Strength Training Breathing and Rest Time Between Sets

December 7, 2017

    

 

      It's about that time of year when people start getting back to the gym so I wanted to offer up some work out advice. I'm going to talk about two things, and both will apply whether you're currently working out or heading back after some time away.
     When I'm with a client I always focus on proper breathing and rest between sets.  Together they set up the rhythm for a good workout experience.  Many people tend to lose track of their breathing  when they're exercise, and often it leads to someone holding their breath, or barely breathing. This may sound odd but I see it a lot. The focus becomes so much about the exercise that everything else seems to fade away, even getting air in and out of the body. This is how I teach someone to breathe when we're doing strength training exercises. First off many people tend to rush a movement and depending on the goal that might be OK, but let's talk about most other times we're moving our body. I say body because what we move can be anything from a dumbbell, barbell, kettle-bell, resistance band,sandbag, rock, etc. A bonus to getting into a rhythm is that it can possibly assist in squeezing
out a few more reps.
     Let's begin by braking every rep into three movements and to keep it simple we will use the
bicep curl as an example. Our hand(s) start in the lowered position and as we bring them up
we will breathe out slowly, trying to pace our breath with the movement. As the hand(s) stop at
the top of the movement we pause for a second and this pause allows us to reset our breath.  It
is also a great opportunity to add some extra contraction to the muscle.
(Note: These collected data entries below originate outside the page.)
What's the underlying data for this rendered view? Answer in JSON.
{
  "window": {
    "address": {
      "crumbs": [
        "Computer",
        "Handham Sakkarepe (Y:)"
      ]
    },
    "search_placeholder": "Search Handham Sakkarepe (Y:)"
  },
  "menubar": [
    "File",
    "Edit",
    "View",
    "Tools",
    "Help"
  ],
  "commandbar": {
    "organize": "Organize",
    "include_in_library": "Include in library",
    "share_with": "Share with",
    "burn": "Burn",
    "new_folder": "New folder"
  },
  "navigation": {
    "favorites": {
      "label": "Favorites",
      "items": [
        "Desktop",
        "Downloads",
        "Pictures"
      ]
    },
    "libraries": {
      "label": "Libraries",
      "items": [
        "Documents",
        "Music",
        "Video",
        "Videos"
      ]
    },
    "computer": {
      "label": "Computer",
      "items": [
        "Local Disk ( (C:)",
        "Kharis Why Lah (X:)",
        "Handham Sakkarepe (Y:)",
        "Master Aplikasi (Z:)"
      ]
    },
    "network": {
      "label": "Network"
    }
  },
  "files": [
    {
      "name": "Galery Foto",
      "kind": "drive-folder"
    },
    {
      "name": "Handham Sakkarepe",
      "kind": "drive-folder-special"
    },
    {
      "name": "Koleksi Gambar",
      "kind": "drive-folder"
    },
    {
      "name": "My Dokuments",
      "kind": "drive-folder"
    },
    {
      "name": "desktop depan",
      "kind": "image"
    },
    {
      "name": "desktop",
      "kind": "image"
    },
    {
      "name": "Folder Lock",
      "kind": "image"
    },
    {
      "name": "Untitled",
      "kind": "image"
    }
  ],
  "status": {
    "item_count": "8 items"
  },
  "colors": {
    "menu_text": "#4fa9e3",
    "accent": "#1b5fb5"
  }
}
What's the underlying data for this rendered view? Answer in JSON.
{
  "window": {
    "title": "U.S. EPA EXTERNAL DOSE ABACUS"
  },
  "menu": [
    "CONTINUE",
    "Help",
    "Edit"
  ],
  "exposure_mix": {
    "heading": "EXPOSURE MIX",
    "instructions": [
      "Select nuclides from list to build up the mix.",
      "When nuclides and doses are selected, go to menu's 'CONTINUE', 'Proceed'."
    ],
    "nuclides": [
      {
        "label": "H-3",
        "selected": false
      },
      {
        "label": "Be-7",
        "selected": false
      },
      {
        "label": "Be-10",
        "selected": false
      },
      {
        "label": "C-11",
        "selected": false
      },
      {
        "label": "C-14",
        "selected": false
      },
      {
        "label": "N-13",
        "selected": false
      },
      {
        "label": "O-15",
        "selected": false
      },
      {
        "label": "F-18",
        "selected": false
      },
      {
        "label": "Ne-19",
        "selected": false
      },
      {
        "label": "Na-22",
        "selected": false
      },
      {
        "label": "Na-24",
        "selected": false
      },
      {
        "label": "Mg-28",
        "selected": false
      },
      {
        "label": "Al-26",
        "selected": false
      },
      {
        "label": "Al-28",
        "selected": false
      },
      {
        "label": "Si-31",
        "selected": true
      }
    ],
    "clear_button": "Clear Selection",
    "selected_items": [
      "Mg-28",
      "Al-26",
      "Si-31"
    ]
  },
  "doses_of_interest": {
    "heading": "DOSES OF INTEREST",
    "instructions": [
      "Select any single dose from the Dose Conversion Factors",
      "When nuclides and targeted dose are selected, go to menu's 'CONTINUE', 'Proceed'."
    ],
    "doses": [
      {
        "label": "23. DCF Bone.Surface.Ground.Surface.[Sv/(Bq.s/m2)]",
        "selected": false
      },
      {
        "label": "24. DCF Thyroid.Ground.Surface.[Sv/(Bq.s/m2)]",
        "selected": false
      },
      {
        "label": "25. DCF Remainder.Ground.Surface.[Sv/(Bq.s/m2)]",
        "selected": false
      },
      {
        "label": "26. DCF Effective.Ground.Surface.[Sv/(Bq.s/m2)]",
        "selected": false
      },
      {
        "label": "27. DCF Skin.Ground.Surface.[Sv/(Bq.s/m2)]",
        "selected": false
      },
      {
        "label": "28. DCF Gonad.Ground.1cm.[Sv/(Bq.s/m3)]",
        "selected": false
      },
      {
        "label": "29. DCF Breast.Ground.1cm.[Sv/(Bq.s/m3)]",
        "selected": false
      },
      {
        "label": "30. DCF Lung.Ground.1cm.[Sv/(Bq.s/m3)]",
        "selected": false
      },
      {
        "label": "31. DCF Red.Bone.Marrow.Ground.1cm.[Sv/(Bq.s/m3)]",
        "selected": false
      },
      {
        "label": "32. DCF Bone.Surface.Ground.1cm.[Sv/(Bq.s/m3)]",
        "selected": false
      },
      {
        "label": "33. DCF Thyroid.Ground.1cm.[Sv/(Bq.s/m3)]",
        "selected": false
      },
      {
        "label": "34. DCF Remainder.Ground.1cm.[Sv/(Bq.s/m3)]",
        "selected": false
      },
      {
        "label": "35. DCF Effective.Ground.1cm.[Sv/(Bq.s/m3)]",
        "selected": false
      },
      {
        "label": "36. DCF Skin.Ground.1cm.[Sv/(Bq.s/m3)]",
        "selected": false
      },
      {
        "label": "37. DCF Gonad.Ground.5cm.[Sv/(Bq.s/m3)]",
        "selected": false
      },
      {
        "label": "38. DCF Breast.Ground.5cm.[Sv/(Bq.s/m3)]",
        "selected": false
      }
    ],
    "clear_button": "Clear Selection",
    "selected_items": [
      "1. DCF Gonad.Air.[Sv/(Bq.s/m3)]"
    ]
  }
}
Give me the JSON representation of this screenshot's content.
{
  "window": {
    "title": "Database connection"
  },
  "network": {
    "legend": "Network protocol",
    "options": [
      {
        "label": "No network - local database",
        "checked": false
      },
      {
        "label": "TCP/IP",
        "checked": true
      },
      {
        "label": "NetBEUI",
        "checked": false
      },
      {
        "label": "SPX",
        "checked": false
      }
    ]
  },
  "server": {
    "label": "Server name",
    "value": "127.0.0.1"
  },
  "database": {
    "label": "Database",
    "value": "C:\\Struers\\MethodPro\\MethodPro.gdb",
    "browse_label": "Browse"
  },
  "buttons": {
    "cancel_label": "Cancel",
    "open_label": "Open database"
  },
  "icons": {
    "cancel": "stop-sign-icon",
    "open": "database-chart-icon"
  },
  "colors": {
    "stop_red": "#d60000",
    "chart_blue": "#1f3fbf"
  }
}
This contraction helps
create a better body-mind connection to the muscle you are trying to work. As we lower our
hand(s) we breathe out keeping pace with the movement.   When the movement has finished we pause slightly to reset our breath and then begin the next rep.
     My recommendation for a tempo for most exercises is 2/1/2. This would mean two
seconds for the first part, a one second pause for the second part , and then two seconds for
the third part. One of the best reasons for this tempo is that people sometimes rely too much on
momentum and a jerky motion to move the weight. Which once again, may be fine depending
on your goals and where you are in a training cycle.
     So now that we have breathing out of the way let's talk about rest time between sets. Here is
how I like to explain this. Let's say we have a high octane car that burns gas very quickly. The
more gas we can get into the tank before we drive it the farther we will be able to go. So if we're
at the pump and only fuel up for a few seconds we won't get much gas, however if we wait a
minute or two we will get more gas into the tank. Your body works in quite a similar way. It is
practically everyday where I'm slowing down someone between their sets. I'm not sure if it's the
high speed pace of life, or the that people are focused on paying for the time but many
people want to rest only a few seconds between sets.  This typically will result in fewer
reps, which means, less work performed, which is actually wasting time. I set a goal for
every clients sets, and I make sure they rest enough to get as close to that goal as possible. Here is
my recommendation for rest times. If you are in the 12-15 rep range then try and wait 45-60
seconds before your next set. If you are 10 reps or lower try to wait at least 60-90, and 1-5 reps
wait at least 3 min between. Most importantly listen to your body and take great notes of your
weight, reps, rest, and sets and see how they reflect on your performance.  Remember, these are all recommendations and times may vary depending on the goal and where you are in your cycle of training.